A Nov. 5 complaint filed by city lawyer Lindsay Baker details 69 alleged building code violations, along with nine alleged instances of criminal activity that are said to have occurred on the premises between June of 2008 and September of 2014.

Rubinow said Floyd-Nicks is scheduled to appear back in court on Dec. 18 for a status hearing on the progress of repairing the building. Rubinow said that if Floyd-Nicks can demonstrate to the inspectors that the building is back up to code, he could pay a fine of $1,000 and could reopen.

But in a telephone interview on Tuesday, Floyd-Nicks said it would cost "thousands and thousands of dollars" to fix the club.

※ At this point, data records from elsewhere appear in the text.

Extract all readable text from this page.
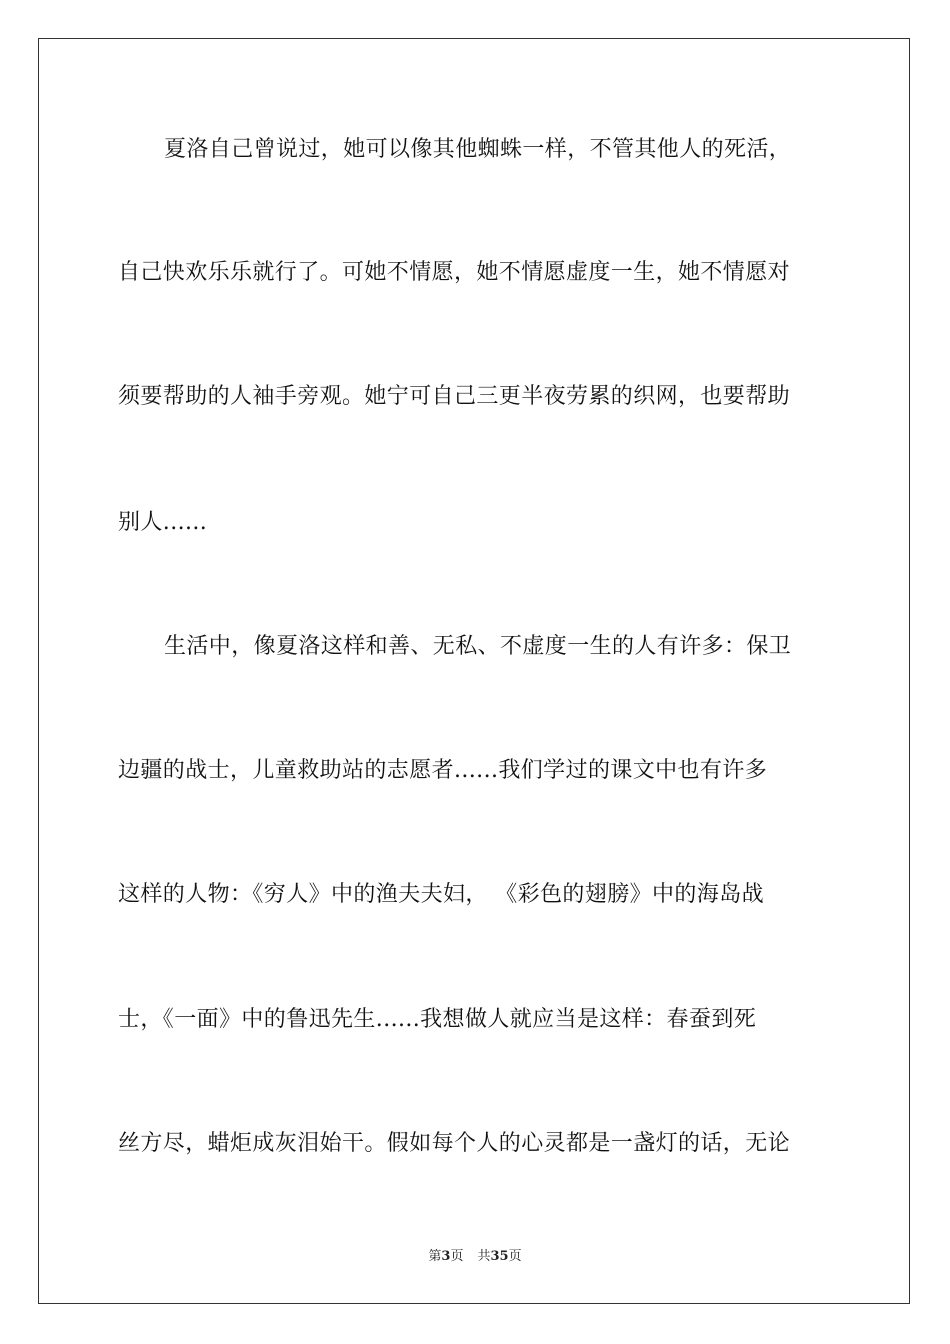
夏洛自己曾说过，她可以像其他蜘蛛一样，不管其他人的死活，
自己快欢乐乐就行了。可她不情愿，她不情愿虚度一生，她不情愿对
须要帮助的人袖手旁观。她宁可自己三更半夜劳累的织网，也要帮助
别人......
生活中，像夏洛这样和善、无私、不虚度一生的人有许多：保卫
边疆的战士，儿童救助站的志愿者......我们学过的课文中也有许多
这样的人物：《穷人》中的渔夫夫妇， 《彩色的翅膀》中的海岛战
士，《一面》中的鲁迅先生......我想做人就应当是这样：春蚕到死
丝方尽，蜡炬成灰泪始干。假如每个人的心灵都是一盏灯的话，无论
第3页 共35页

"The city said the building needs a new fireproof ceiling and we'd have to redo all of the stairs and the plumbing and basically build a new club," Floyd-Nicks said.

Floyd-Nicks said he believes "it's not an issue of safety" and bringing the building up to code. Instead, "it's just a lot of black people in the area and they don't want that crowd," Floyd-Nicks said.

Floyd-Nicks, who works as a sixth-grade teacher, said his clientele at The New D'Vine "are not riff raff" but "college kids, fraternity and sorority girls." They are "peaceful, no violence," Nicks said.

Floyd-Nicks said he has worked in the neighborhood for almost 10 years at previous inceptions of The New D'Vine, which was originally called D'Vine before briefly switching to a sports bar, 6 Corners Sports Bar. Last fall, D'Vine reopened as The New D'Vine after the sports bar did not work out, Floyd-Nicks said.

Gifford, who identified himself the owner of 6 Corners Sports Bar on his Facebook page, is not involved to the day-to-day operations at The New D'Vine, Floyd-Nicks said.

Gifford, who is described as the lease holder on the city complaint, said he has tried to sell the business but has been unsuccessful, in part because the building has been the subject of foreclosure. He said he is uncertain of his next move and his liquor license is up for renewal next month.

Michael Zucker, a lawyer for Peak Properties, which manages the four-story building that includes an adjacent sushi restaurant at 1952 W. North Ave., declined to comment on the case outside of saying that the building violations pertain only to The New D'Vine space.